Die häufigste Zielgruppe bei der die altersbedingte Makuladegeneration (kurz AMD) auftritt sind vor allem Menschen welche älter als 50 Jahre alt sind.

Durch verschiedene Faktoren wie Rauchen, Ernährung, Übergewicht, ethnische Herkunft und das Geschlecht  wird der weitere Verlauf und der Zeitpunkt beeinflusst. Durch eine entsprechende familiäre Veranlagung tritt die altersbedingte Makluadegeneration auf.

Symptome

Das Lesen von kleiner Schriftgrößen und Naharbeiten sind zunächst erschwert und sogar später unmöglich. Dies geschieht durch jede Beschädigung der Sinneszellen im Bereich der Makula.

Vor allem beim Lesen von einzelnen Buchstaben oder wenn gerade Linien als geknickt oder verzerrt wahrgenommen werden treten Schwierigkeiten auf.
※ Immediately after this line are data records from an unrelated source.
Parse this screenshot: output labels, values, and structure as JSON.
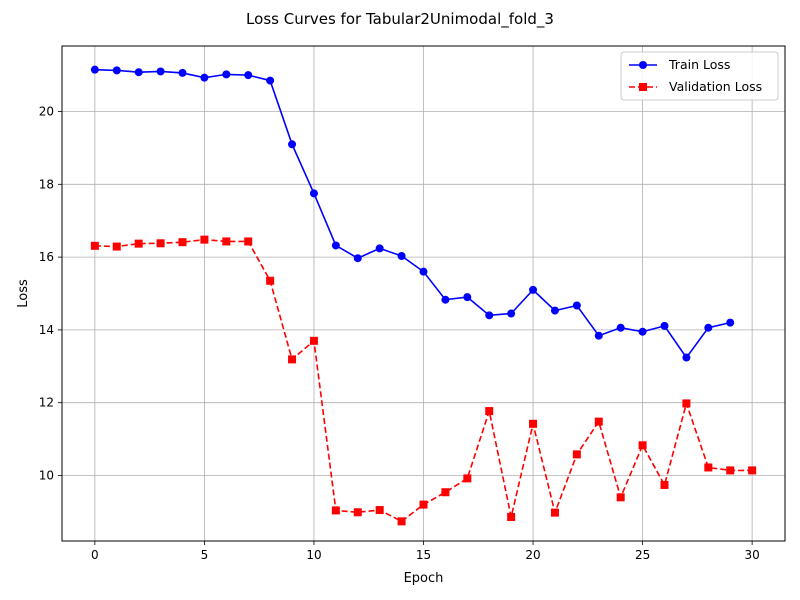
{
  "chart_data": {
    "type": "line",
    "title": "Loss Curves for Tabular2Unimodal_fold_3",
    "xlabel": "Epoch",
    "ylabel": "Loss",
    "xlim": [
      -1.5,
      31.5
    ],
    "ylim": [
      8.2,
      21.8
    ],
    "xticks": [
      0,
      5,
      10,
      15,
      20,
      25,
      30
    ],
    "yticks": [
      10,
      12,
      14,
      16,
      18,
      20
    ],
    "grid": true,
    "legend_position": "top-right",
    "series": [
      {
        "name": "Train Loss",
        "color": "#0000ff",
        "marker": "circle",
        "line_style": "solid",
        "x": [
          0,
          1,
          2,
          3,
          4,
          5,
          6,
          7,
          8,
          9,
          10,
          11,
          12,
          13,
          14,
          15,
          16,
          17,
          18,
          19,
          20,
          21,
          22,
          23,
          24,
          25,
          26,
          27,
          28,
          29
        ],
        "values": [
          21.15,
          21.13,
          21.08,
          21.1,
          21.06,
          20.93,
          21.02,
          21.0,
          20.85,
          19.1,
          17.75,
          16.32,
          15.97,
          16.24,
          16.03,
          15.6,
          14.83,
          14.9,
          14.4,
          14.45,
          15.1,
          14.53,
          14.67,
          13.84,
          14.06,
          13.95,
          14.11,
          13.24,
          14.06,
          14.2
        ]
      },
      {
        "name": "Validation Loss",
        "color": "#ff0000",
        "marker": "square",
        "line_style": "dashed",
        "x": [
          0,
          1,
          2,
          3,
          4,
          5,
          6,
          7,
          8,
          9,
          10,
          11,
          12,
          13,
          14,
          15,
          16,
          17,
          18,
          19,
          20,
          21,
          22,
          23,
          24,
          25,
          26,
          27,
          28,
          29,
          30
        ],
        "values": [
          16.31,
          16.29,
          16.37,
          16.38,
          16.41,
          16.48,
          16.43,
          16.43,
          15.35,
          13.19,
          13.7,
          9.04,
          8.99,
          9.05,
          8.74,
          9.2,
          9.54,
          9.92,
          11.77,
          8.86,
          11.42,
          8.98,
          10.58,
          11.48,
          9.4,
          10.83,
          9.74,
          11.98,
          10.22,
          10.14,
          10.14
        ]
      }
    ]
  }
}
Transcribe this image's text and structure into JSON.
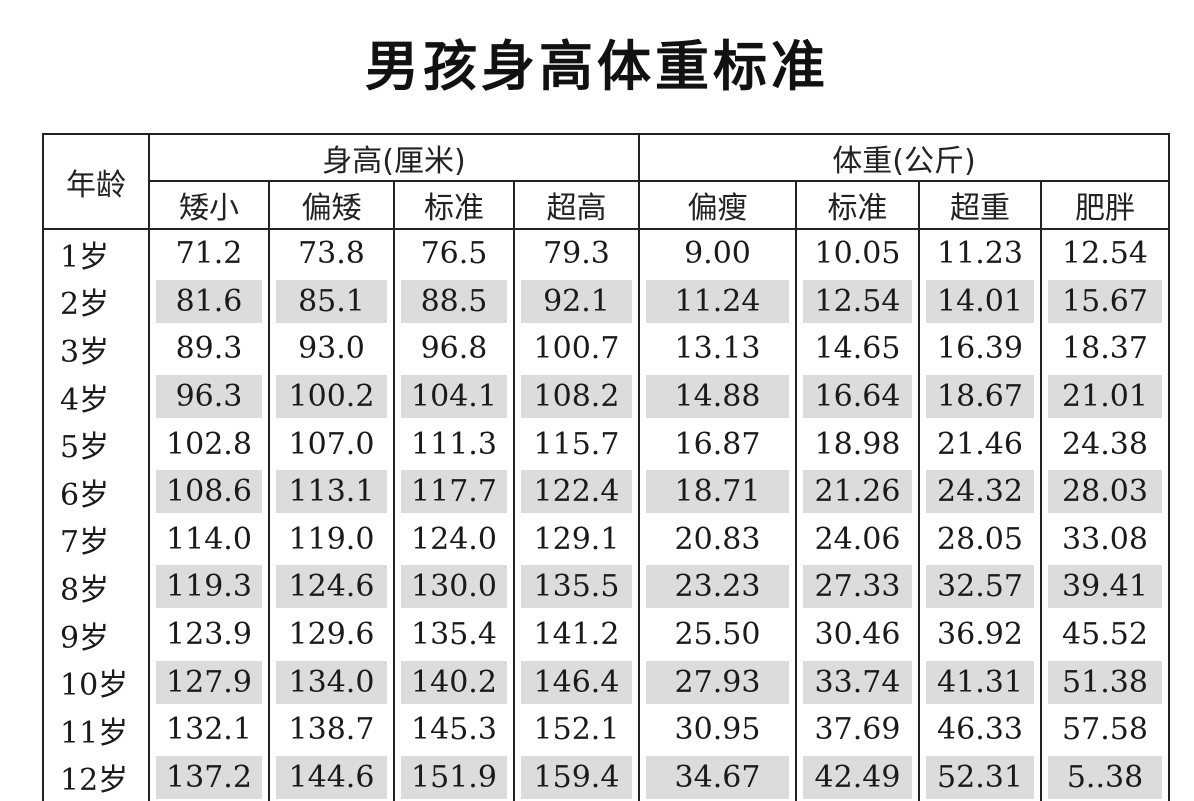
{
  "title": "男孩身高体重标准",
  "headers": {
    "age": "年龄",
    "height_group": "身高(厘米)",
    "weight_group": "体重(公斤)",
    "height_cols": [
      "矮小",
      "偏矮",
      "标准",
      "超高"
    ],
    "weight_cols": [
      "偏瘦",
      "标准",
      "超重",
      "肥胖"
    ]
  },
  "rows": [
    [
      "1岁",
      "71.2",
      "73.8",
      "76.5",
      "79.3",
      "9.00",
      "10.05",
      "11.23",
      "12.54"
    ],
    [
      "2岁",
      "81.6",
      "85.1",
      "88.5",
      "92.1",
      "11.24",
      "12.54",
      "14.01",
      "15.67"
    ],
    [
      "3岁",
      "89.3",
      "93.0",
      "96.8",
      "100.7",
      "13.13",
      "14.65",
      "16.39",
      "18.37"
    ],
    [
      "4岁",
      "96.3",
      "100.2",
      "104.1",
      "108.2",
      "14.88",
      "16.64",
      "18.67",
      "21.01"
    ],
    [
      "5岁",
      "102.8",
      "107.0",
      "111.3",
      "115.7",
      "16.87",
      "18.98",
      "21.46",
      "24.38"
    ],
    [
      "6岁",
      "108.6",
      "113.1",
      "117.7",
      "122.4",
      "18.71",
      "21.26",
      "24.32",
      "28.03"
    ],
    [
      "7岁",
      "114.0",
      "119.0",
      "124.0",
      "129.1",
      "20.83",
      "24.06",
      "28.05",
      "33.08"
    ],
    [
      "8岁",
      "119.3",
      "124.6",
      "130.0",
      "135.5",
      "23.23",
      "27.33",
      "32.57",
      "39.41"
    ],
    [
      "9岁",
      "123.9",
      "129.6",
      "135.4",
      "141.2",
      "25.50",
      "30.46",
      "36.92",
      "45.52"
    ],
    [
      "10岁",
      "127.9",
      "134.0",
      "140.2",
      "146.4",
      "27.93",
      "33.74",
      "41.31",
      "51.38"
    ],
    [
      "11岁",
      "132.1",
      "138.7",
      "145.3",
      "152.1",
      "30.95",
      "37.69",
      "46.33",
      "57.58"
    ],
    [
      "12岁",
      "137.2",
      "144.6",
      "151.9",
      "159.4",
      "34.67",
      "42.49",
      "52.31",
      "5..38"
    ]
  ]
}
Eine vollständige Erblindung der erkrankten entsteht in der Regel nicht, allerdings sind einige Hausarbeiten nur noch mit fremder Hilfe möglich.

Das Auftreten von kleinen, runden, gelblichen Ablagerungen in der Unterlage der Netzhaut (Welches Drusen genannt wird) sind die ersten Krankheitszeichen für AMD.

Diagnose

Bereits jeder Augenfacharzt besitzt die Möglichkeiten und ist in der Lage die Diagnose einer AMD zu stellen.

Durch Biomikroskopie kann dies festgestellt werden, was nachfolgende Untersuchungen nach sich ziehen kann.

Therapie

Eine Behandlung der trockenen Form gibt es derzeit noch nicht.

Im Vordergrund stehen hier präventive Maßnahmen.

Sollte es sich allerdings um eine feuchte Form der AMD handeln, so ist die wirksamste Therapie die Verabreichung von Substanzen direkt in den Augapfel um die Bildung von Blutgefäßen zu hemmen.

Durch diese Behandlung ist es im Großteil der behandelten Patienten möglich den Krankheitsverlauf zu verlangsamen oder sogar für eine gewisse Zeit zu stoppen.